If the listener hasn’t checked the USER memo for the field being rendered yet, EvaluateContents does that, setting flags in the array indicating whether the field is used for labels or values, and setting the first column of the array to .T. so the FRX record isn’t examined again. If the field is used for either labels or fields, EvaluateContents updates the aValues array accordingly.

AdjustObjectSize is similar to EvaluateContents except it fires for shapes rather than fields. AdjustObjectSize checks the USER memo of the FRX record of the current shape for the presence of COLUMNCHART, indicating that this shape is to be replaced by a column chart. As with EvaluateContents, the listener only needs to check once, so it uses similar logic.

The Render method is responsible for drawing an object on the report. If the object about to be drawn is a shape to be replaced with a column chart, it calls the custom DrawColumnChart method followed by NODEFAULT to prevent the shape from being drawn. Otherwise, the object is drawn normally. (Notice there’s no DEDEFAULT(); the native behavior is to draw the object, so it isn’t required).
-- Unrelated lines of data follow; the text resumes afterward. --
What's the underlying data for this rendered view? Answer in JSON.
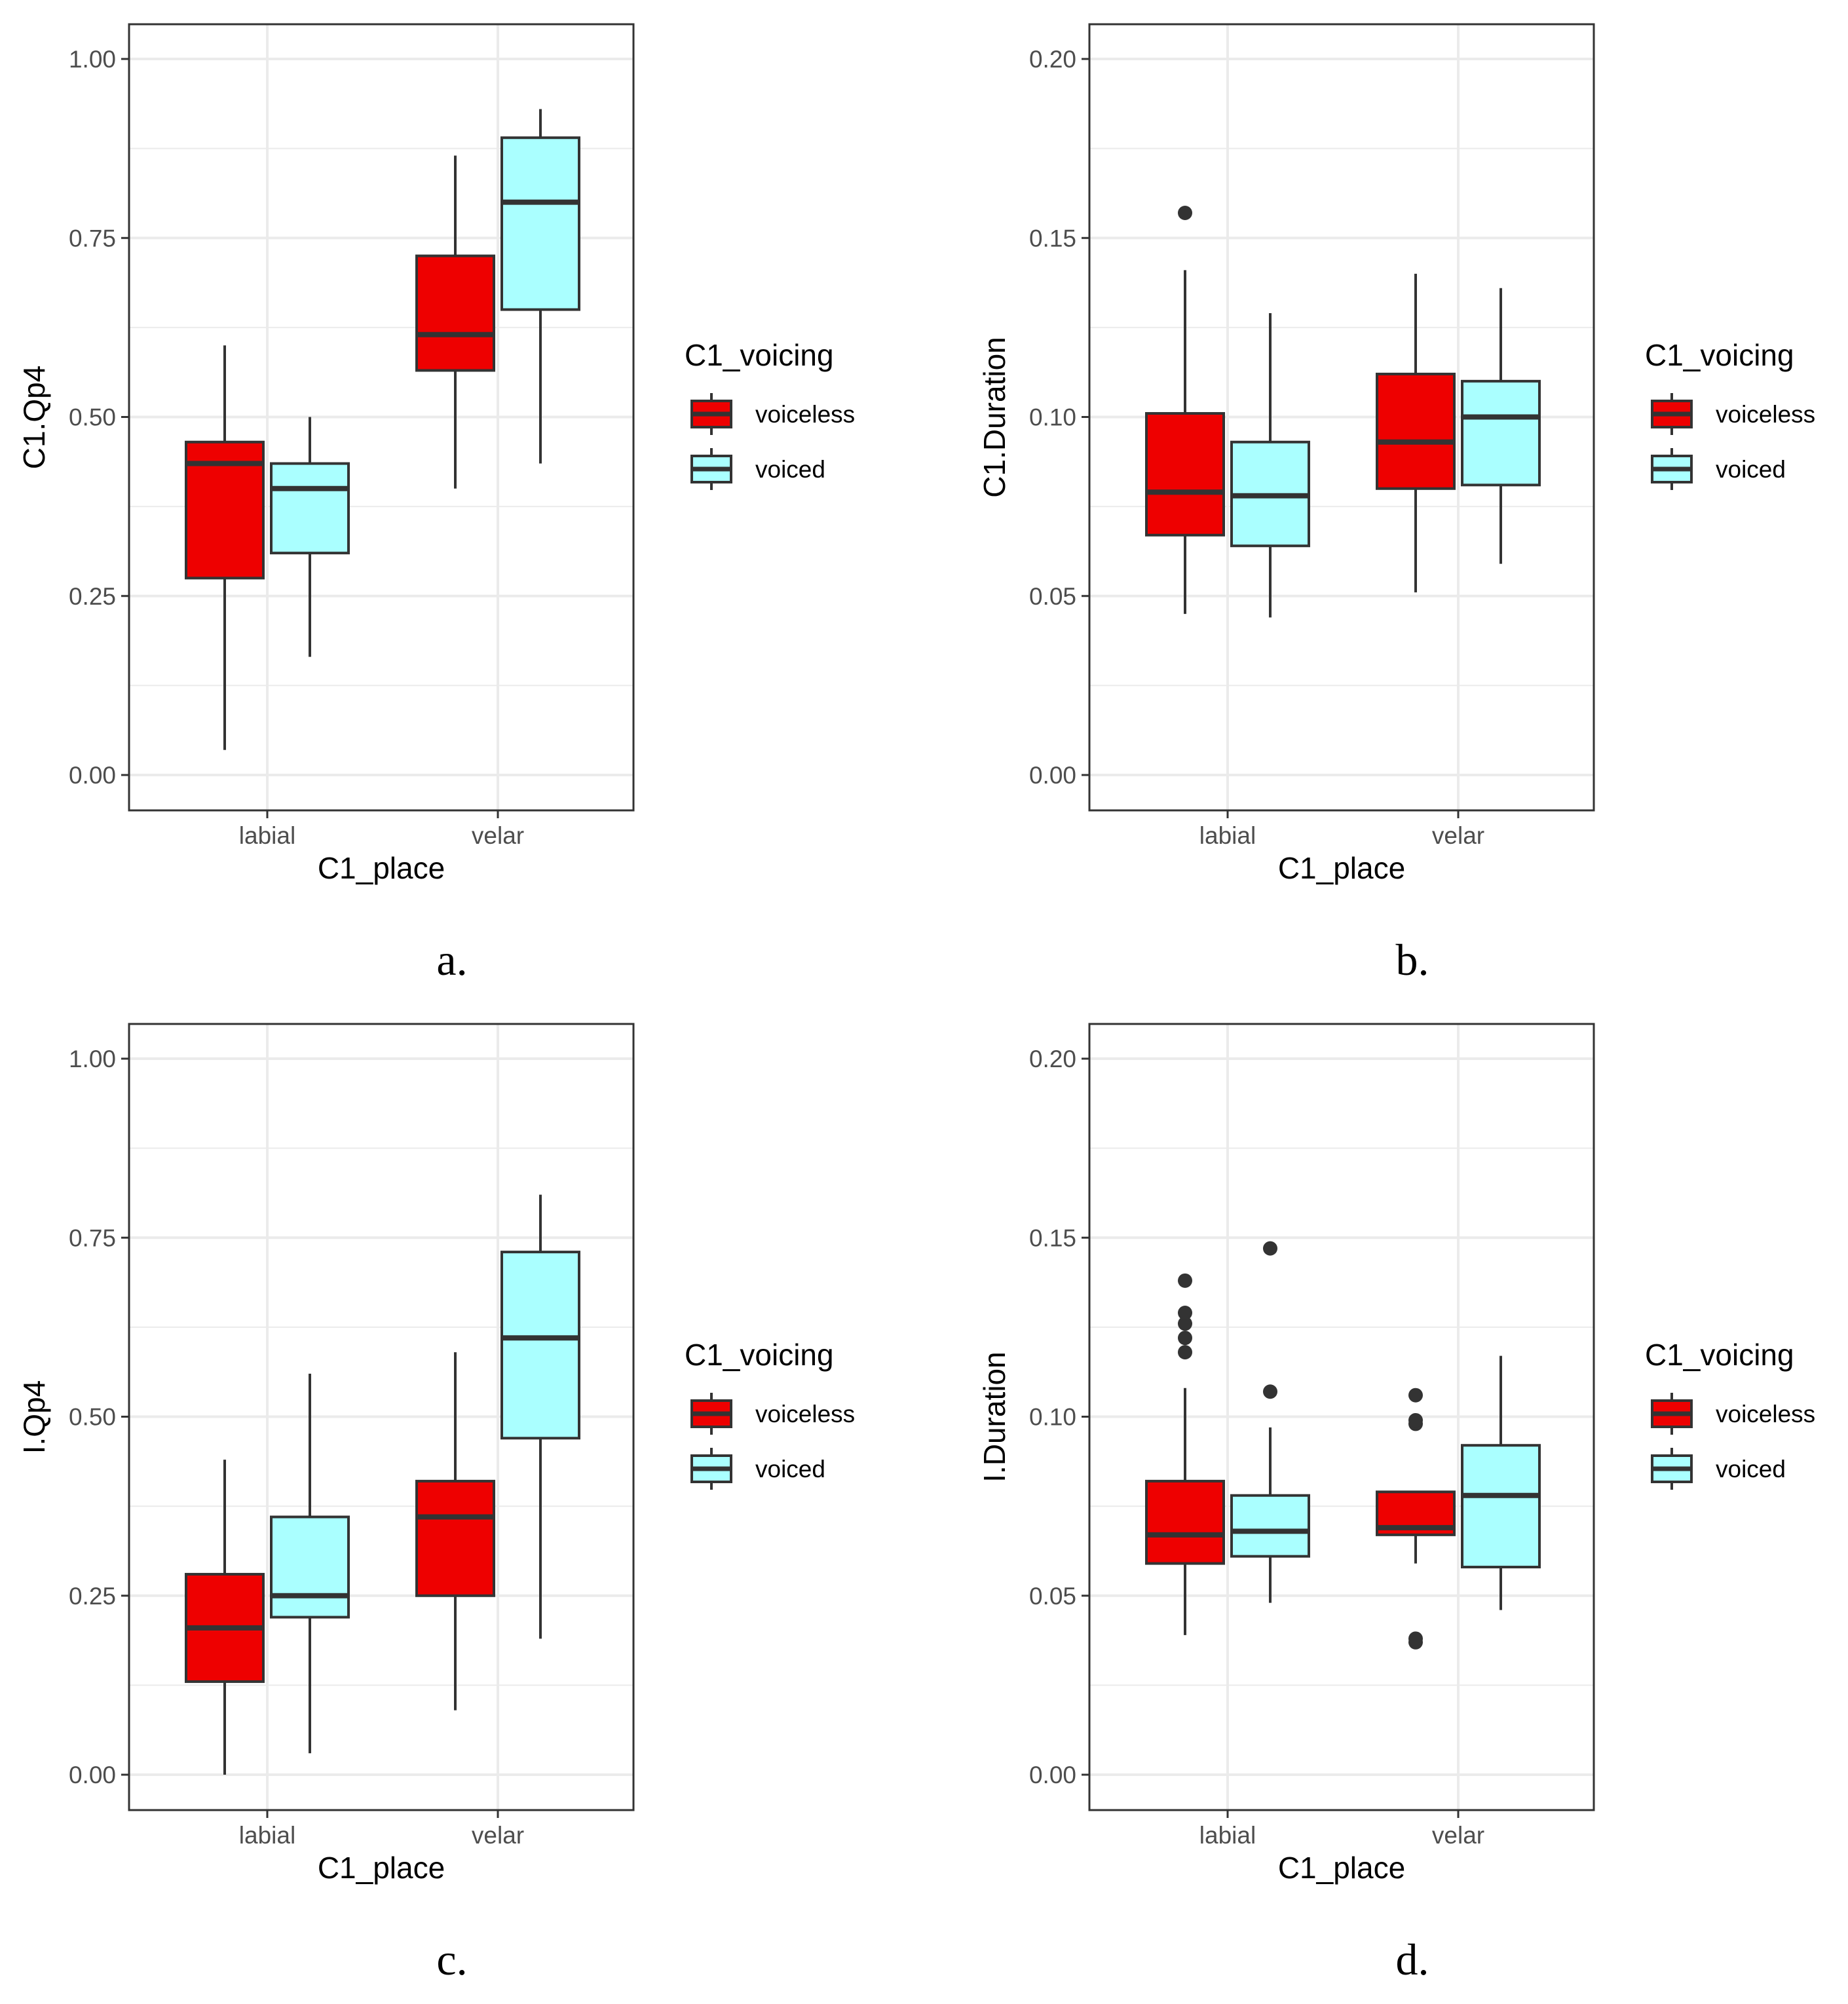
{
  "colors": {
    "voiceless": "#ee0000",
    "voiced": "#aaffff",
    "outline": "#333333",
    "grid": "#ebebeb"
  },
  "panels": [
    {
      "caption": "a.",
      "ylabel": "C1.Qp4",
      "xlabel": "C1_place",
      "yticks": [
        "0.00",
        "0.25",
        "0.50",
        "0.75",
        "1.00"
      ],
      "xticks": [
        "labial",
        "velar"
      ],
      "legend": {
        "title": "C1_voicing",
        "items": [
          "voiceless",
          "voiced"
        ]
      }
    },
    {
      "caption": "b.",
      "ylabel": "C1.Duration",
      "xlabel": "C1_place",
      "yticks": [
        "0.00",
        "0.05",
        "0.10",
        "0.15",
        "0.20"
      ],
      "xticks": [
        "labial",
        "velar"
      ],
      "legend": {
        "title": "C1_voicing",
        "items": [
          "voiceless",
          "voiced"
        ]
      }
    },
    {
      "caption": "c.",
      "ylabel": "I.Qp4",
      "xlabel": "C1_place",
      "yticks": [
        "0.00",
        "0.25",
        "0.50",
        "0.75",
        "1.00"
      ],
      "xticks": [
        "labial",
        "velar"
      ],
      "legend": {
        "title": "C1_voicing",
        "items": [
          "voiceless",
          "voiced"
        ]
      }
    },
    {
      "caption": "d.",
      "ylabel": "I.Duration",
      "xlabel": "C1_place",
      "yticks": [
        "0.00",
        "0.05",
        "0.10",
        "0.15",
        "0.20"
      ],
      "xticks": [
        "labial",
        "velar"
      ],
      "legend": {
        "title": "C1_voicing",
        "items": [
          "voiceless",
          "voiced"
        ]
      }
    }
  ],
  "chart_data": [
    {
      "type": "box",
      "title": "",
      "xlabel": "C1_place",
      "ylabel": "C1.Qp4",
      "ylim": [
        0,
        1
      ],
      "grid": true,
      "legend_position": "right",
      "categories": [
        "labial",
        "velar"
      ],
      "series": [
        {
          "name": "voiceless",
          "boxes": [
            {
              "category": "labial",
              "min": 0.035,
              "q1": 0.275,
              "median": 0.435,
              "q3": 0.465,
              "max": 0.6,
              "outliers": []
            },
            {
              "category": "velar",
              "min": 0.4,
              "q1": 0.565,
              "median": 0.615,
              "q3": 0.725,
              "max": 0.865,
              "outliers": []
            }
          ]
        },
        {
          "name": "voiced",
          "boxes": [
            {
              "category": "labial",
              "min": 0.165,
              "q1": 0.31,
              "median": 0.4,
              "q3": 0.435,
              "max": 0.5,
              "outliers": []
            },
            {
              "category": "velar",
              "min": 0.435,
              "q1": 0.65,
              "median": 0.8,
              "q3": 0.89,
              "max": 0.93,
              "outliers": []
            }
          ]
        }
      ]
    },
    {
      "type": "box",
      "title": "",
      "xlabel": "C1_place",
      "ylabel": "C1.Duration",
      "ylim": [
        0,
        0.2
      ],
      "grid": true,
      "legend_position": "right",
      "categories": [
        "labial",
        "velar"
      ],
      "series": [
        {
          "name": "voiceless",
          "boxes": [
            {
              "category": "labial",
              "min": 0.045,
              "q1": 0.067,
              "median": 0.079,
              "q3": 0.101,
              "max": 0.141,
              "outliers": [
                0.157
              ]
            },
            {
              "category": "velar",
              "min": 0.051,
              "q1": 0.08,
              "median": 0.093,
              "q3": 0.112,
              "max": 0.14,
              "outliers": []
            }
          ]
        },
        {
          "name": "voiced",
          "boxes": [
            {
              "category": "labial",
              "min": 0.044,
              "q1": 0.064,
              "median": 0.078,
              "q3": 0.093,
              "max": 0.129,
              "outliers": []
            },
            {
              "category": "velar",
              "min": 0.059,
              "q1": 0.081,
              "median": 0.1,
              "q3": 0.11,
              "max": 0.136,
              "outliers": []
            }
          ]
        }
      ]
    },
    {
      "type": "box",
      "title": "",
      "xlabel": "C1_place",
      "ylabel": "I.Qp4",
      "ylim": [
        0,
        1
      ],
      "grid": true,
      "legend_position": "right",
      "categories": [
        "labial",
        "velar"
      ],
      "series": [
        {
          "name": "voiceless",
          "boxes": [
            {
              "category": "labial",
              "min": 0.0,
              "q1": 0.13,
              "median": 0.205,
              "q3": 0.28,
              "max": 0.44,
              "outliers": []
            },
            {
              "category": "velar",
              "min": 0.09,
              "q1": 0.25,
              "median": 0.36,
              "q3": 0.41,
              "max": 0.59,
              "outliers": []
            }
          ]
        },
        {
          "name": "voiced",
          "boxes": [
            {
              "category": "labial",
              "min": 0.03,
              "q1": 0.22,
              "median": 0.25,
              "q3": 0.36,
              "max": 0.56,
              "outliers": []
            },
            {
              "category": "velar",
              "min": 0.19,
              "q1": 0.47,
              "median": 0.61,
              "q3": 0.73,
              "max": 0.81,
              "outliers": []
            }
          ]
        }
      ]
    },
    {
      "type": "box",
      "title": "",
      "xlabel": "C1_place",
      "ylabel": "I.Duration",
      "ylim": [
        0,
        0.2
      ],
      "grid": true,
      "legend_position": "right",
      "categories": [
        "labial",
        "velar"
      ],
      "series": [
        {
          "name": "voiceless",
          "boxes": [
            {
              "category": "labial",
              "min": 0.039,
              "q1": 0.059,
              "median": 0.067,
              "q3": 0.082,
              "max": 0.108,
              "outliers": [
                0.118,
                0.122,
                0.126,
                0.129,
                0.138
              ]
            },
            {
              "category": "velar",
              "min": 0.059,
              "q1": 0.067,
              "median": 0.069,
              "q3": 0.079,
              "max": 0.079,
              "outliers": [
                0.037,
                0.038,
                0.098,
                0.099,
                0.106
              ]
            }
          ]
        },
        {
          "name": "voiced",
          "boxes": [
            {
              "category": "labial",
              "min": 0.048,
              "q1": 0.061,
              "median": 0.068,
              "q3": 0.078,
              "max": 0.097,
              "outliers": [
                0.107,
                0.147
              ]
            },
            {
              "category": "velar",
              "min": 0.046,
              "q1": 0.058,
              "median": 0.078,
              "q3": 0.092,
              "max": 0.117,
              "outliers": []
            }
          ]
        }
      ]
    }
  ]
}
DrawColumnChart figures out the maximum of the values being charted so it knows how big to draw the columns, and then it creates some objects from _GDIPlus classes needed to perform the drawing. It calls the DrawLine method to draw the vertical and horizontal borders for the chart, and then goes through the aValues array, drawing a column for each value using DrawRectangle and filling it with the appropriate color via FillRectangle. DrawColumnChart adds a box and label to the legend for the chart using the same DrawRectangle and FillRectangle methods for the box and DrawStringA for the label.

Some drawing attributes come from values in custom properties, making charting more flexible. For example, cLegendFontName and nLegendFontSize specify the font and size to use for the legend label, and nLegendBoxSize specifies the size of box to draw. See the comments for these properties near the start of the Listing 2.

Microsoft has blown the lid off the Visual FoxPro reporting system! By passing report events to ReportListener objects, they’ve allowed us to react to these events to do just about anything we wish, from providing different types of output to dynamically changing the way objects are rendered. I can hardly wait to see the type of things the Visual FoxPro community does with these new features.